VOA: US Factory Orders Tumbled 3.3 Percent in July

  • The Commerce Department said Tuesday that factory orders declined 3.3 percent in July, after a 3.2 percent gain last month. July’s decline was mostly because of a 19.2 percent drop in orders in the volatile transportation equipment category. Orders for civilian aircraft — which can vary wildly from month to month — tumbled 70.8 percent in July after a 129.3 percent gain last month.
  • Excluding the transportation sector that includes aircraft, factory orders rose 0.5 percent in July after a tiny 0.1 percent uptick last month.

New York Times: Stanley Fischer, Fed’s No. 2 Official, Is Stepping Down

  • Stanley Fischer, the vice chairman of the Federal Reserve, said Wednesday that he would resign in mid-October, an unexpected decision that gives President Trump greater leverage over central bank policy.
  • Mr. Fischer, 73, cited “personal reasons” in a brief letter addressed to Mr. Trump. His four-year term was to have ended next June.
  • The resignation puts immediate pressure on the Trump administration to replenish the Fed’s depleted board. Mr. Fischer’s departure would leave only three people in the seven board seats, the smallest number of governors in the Fed’s history.
  • It also means that Mr. Trump can appoint a majority of the Fed’s board, bending the direction of its policy. Mr.

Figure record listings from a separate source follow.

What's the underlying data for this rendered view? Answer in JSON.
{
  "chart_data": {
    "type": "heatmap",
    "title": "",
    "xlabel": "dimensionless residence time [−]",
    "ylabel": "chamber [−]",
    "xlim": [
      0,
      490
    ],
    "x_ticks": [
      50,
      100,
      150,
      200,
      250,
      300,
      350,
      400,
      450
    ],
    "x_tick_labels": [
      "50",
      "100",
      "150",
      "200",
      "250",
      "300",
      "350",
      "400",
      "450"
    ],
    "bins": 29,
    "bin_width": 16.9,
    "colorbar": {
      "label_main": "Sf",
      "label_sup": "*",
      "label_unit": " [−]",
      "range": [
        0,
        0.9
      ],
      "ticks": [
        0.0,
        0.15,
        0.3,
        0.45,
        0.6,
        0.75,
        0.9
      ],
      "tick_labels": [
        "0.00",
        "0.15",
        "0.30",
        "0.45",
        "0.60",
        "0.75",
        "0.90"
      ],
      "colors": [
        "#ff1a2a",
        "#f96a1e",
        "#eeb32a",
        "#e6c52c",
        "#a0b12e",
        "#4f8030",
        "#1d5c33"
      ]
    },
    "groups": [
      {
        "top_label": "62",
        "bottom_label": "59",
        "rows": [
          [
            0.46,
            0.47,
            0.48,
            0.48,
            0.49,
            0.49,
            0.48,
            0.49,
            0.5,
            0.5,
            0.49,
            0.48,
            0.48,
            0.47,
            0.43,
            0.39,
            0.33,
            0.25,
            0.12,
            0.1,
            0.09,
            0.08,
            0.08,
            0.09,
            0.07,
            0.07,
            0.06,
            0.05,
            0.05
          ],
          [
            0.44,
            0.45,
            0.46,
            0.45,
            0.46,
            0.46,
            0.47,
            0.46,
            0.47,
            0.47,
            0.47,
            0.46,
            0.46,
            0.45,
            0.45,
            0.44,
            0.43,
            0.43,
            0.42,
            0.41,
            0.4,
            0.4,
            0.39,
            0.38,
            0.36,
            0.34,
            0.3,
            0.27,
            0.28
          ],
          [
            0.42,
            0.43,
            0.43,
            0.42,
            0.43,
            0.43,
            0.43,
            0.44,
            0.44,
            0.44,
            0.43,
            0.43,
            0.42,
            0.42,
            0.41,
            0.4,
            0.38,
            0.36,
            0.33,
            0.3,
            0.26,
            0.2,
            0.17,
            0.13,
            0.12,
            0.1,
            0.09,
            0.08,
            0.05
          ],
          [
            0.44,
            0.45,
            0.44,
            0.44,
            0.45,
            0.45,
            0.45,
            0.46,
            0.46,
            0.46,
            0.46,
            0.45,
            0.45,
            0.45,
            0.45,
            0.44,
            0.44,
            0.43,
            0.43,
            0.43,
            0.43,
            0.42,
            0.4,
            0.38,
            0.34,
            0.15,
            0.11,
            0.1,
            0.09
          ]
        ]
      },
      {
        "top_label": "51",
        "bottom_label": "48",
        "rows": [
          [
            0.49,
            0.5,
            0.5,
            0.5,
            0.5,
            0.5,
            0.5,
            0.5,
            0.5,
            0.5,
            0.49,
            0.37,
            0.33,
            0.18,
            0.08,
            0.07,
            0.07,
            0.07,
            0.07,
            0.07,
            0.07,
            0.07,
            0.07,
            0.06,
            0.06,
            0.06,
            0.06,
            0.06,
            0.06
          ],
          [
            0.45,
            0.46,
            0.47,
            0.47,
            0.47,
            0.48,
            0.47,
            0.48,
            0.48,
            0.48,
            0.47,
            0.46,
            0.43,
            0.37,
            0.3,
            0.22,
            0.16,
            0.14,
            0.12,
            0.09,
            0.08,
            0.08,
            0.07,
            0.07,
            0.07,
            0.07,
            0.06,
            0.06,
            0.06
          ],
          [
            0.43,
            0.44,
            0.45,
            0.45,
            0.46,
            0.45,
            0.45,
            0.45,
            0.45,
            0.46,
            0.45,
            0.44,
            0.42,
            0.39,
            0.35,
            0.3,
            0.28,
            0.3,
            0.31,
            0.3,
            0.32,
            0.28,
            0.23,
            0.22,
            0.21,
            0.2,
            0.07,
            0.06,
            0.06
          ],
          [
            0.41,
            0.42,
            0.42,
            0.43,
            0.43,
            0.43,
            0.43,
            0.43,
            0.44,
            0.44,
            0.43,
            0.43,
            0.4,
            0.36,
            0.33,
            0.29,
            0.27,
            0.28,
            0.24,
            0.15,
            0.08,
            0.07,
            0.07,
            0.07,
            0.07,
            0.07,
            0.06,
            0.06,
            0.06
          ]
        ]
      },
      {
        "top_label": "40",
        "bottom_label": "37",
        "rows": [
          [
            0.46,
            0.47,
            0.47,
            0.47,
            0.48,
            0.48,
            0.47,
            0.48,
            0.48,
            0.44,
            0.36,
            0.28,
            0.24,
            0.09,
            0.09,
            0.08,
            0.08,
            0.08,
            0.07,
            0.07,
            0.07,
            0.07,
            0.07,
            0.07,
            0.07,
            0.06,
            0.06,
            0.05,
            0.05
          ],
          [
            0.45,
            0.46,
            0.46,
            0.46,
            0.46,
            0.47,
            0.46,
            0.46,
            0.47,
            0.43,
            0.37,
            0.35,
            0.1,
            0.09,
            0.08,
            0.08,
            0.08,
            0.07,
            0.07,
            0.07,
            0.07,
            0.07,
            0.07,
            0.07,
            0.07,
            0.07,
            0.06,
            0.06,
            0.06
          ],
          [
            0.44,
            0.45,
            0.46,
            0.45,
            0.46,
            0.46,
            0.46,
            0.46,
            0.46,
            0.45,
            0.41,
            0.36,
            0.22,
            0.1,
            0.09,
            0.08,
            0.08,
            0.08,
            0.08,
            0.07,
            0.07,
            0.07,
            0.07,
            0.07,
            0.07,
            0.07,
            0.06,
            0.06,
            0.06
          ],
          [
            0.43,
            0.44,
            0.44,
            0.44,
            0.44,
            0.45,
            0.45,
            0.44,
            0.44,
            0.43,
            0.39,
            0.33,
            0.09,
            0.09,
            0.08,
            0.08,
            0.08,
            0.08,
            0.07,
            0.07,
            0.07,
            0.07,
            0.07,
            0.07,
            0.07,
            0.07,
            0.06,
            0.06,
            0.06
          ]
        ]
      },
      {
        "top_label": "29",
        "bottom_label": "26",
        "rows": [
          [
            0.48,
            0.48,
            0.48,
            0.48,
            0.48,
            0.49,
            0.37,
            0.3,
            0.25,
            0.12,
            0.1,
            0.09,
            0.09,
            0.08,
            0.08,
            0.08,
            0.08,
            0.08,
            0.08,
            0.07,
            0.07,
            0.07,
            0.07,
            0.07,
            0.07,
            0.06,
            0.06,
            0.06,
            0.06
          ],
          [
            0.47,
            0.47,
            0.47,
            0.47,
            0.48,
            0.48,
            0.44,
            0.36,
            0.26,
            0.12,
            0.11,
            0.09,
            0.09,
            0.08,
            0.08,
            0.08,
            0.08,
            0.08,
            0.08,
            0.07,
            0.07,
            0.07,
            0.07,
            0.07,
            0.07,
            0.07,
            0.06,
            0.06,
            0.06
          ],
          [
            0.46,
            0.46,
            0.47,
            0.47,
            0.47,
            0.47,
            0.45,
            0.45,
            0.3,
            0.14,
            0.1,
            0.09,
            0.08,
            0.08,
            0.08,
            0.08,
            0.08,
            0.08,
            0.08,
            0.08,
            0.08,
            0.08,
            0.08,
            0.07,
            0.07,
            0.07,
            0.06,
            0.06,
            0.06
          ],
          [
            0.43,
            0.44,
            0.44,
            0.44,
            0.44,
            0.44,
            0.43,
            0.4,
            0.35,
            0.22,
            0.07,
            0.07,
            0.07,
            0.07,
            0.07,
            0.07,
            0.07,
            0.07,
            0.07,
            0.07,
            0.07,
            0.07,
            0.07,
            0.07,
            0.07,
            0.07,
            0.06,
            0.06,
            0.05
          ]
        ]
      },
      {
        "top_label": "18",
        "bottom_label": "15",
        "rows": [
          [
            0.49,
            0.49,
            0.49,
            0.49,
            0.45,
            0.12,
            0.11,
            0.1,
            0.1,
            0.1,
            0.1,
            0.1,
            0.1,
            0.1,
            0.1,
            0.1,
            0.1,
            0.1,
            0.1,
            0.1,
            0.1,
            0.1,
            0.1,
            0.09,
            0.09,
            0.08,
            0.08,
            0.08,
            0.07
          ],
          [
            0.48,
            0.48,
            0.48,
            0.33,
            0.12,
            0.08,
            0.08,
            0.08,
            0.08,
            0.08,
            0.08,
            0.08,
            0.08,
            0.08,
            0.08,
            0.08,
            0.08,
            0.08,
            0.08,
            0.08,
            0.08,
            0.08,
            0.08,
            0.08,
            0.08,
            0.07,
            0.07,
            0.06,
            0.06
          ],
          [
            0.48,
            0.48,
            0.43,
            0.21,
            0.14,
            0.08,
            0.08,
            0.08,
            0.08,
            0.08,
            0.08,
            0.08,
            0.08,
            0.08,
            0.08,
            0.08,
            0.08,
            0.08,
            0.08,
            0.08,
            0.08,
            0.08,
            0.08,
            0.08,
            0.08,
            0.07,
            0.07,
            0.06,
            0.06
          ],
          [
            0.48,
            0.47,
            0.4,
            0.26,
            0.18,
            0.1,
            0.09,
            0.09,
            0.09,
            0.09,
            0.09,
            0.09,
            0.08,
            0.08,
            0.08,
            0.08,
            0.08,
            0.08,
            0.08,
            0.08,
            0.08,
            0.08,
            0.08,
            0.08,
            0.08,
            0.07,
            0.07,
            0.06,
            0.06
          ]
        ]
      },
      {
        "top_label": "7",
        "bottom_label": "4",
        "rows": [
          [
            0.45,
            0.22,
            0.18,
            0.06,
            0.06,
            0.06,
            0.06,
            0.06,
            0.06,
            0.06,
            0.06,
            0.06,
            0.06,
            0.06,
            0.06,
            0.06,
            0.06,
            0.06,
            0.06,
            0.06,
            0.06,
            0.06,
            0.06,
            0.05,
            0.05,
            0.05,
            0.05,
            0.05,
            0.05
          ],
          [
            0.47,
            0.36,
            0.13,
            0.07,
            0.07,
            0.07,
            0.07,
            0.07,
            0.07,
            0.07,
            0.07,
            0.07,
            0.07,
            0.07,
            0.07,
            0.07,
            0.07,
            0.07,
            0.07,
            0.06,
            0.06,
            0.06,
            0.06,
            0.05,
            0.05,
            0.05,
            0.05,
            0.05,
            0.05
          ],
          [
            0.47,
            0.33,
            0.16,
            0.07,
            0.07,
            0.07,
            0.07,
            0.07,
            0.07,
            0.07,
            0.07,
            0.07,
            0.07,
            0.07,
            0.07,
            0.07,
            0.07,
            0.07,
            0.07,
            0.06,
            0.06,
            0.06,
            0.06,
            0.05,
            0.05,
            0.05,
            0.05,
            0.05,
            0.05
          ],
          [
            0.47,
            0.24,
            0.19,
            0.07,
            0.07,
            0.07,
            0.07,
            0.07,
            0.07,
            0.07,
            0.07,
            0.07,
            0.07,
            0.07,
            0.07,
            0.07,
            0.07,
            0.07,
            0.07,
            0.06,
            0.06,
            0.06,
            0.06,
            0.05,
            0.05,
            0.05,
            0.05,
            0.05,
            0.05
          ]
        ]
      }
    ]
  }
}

Trump has repeatedly said that he wants the Fed to loosen some of the regulatory strictures it has imposed in response to the 2008 financial crisis.

Reuters: Federal Reserve should be patient on rate hikes, says Kaplan

  • The Federal Reserve should not raise interest rates for the time being, a U.S. central banker said on Tuesday, joining a chorus of Fed policymakers advocating a wait-and-see approach on rate hikes with inflation as low as it is.
  • “I actually believe we should be patient here,” said Robert Kaplan, who runs the Dallas Federal Reserve Bank and who is one of nine current voters on Fed policy this year.

Reuters: Fed’s Kaplan sticks to view that balance sheet should shrink

  • Hurricane Harvey was a “significant” event that will slow the Texas and perhaps the U.S. economy for a few months, but it is no reason for the Federal Reserve to reconsider a plan to start trimming its $4.5 trillion balance sheet as soon as next month.
  • “Harvey would not cause me to change my view on the timing” of when the Fed should begin trimming the balance sheet, which should be “as soon as possible,” Dallas Federal Reserve Bank President Robert Kaplan told reporters on Tuesday.

Bloomberg: Kashkari Says Fed May Have Harmed Economy With Rate Hikes

  • Federal Reserve interest-rate increases may be “doing real harm” to the U.S. economy, which would help explain why inflation is low and job growth has slowed, said Minneapolis Fed President Neel Kashkari, one of the central bank’s most dovish policy makers.
  • “It’s very possible that our rate hikes over the past 18 months are leading to slower job growth, leaving more people on the sidelines, leading to lower wage growth, and leading to lower inflation and inflation expectations,” Kashkari said Tuesday during a talk at the University of Minnesota in Minneapolis. “These premature rate hikes that we are embarking on, they’re not free, and I think we need to remind ourselves of that.”

CNBC: Fed should be cautious in face of weak inflation: Brainard

  • Inflation is falling “well short” of target so the Federal Reserve should be cautious about raising interest rates until it is confident of a rebound, an influential Fed policymaker said on Tuesday in making the dovish case ahead of a key policy meeting.
  • “We should be cautious about tightening policy further until we are confident inflation is on track to achieve our target,” Brainard said in a speech in at the Economic Club of New York.
  • “There is a high premium on guiding inflation back up to target so as to retain space to buffer adverse shocks with conventional policy,” she added. “I believe it is important to be clear that we would be comfortable with inflation moving modestly above our target for a time.”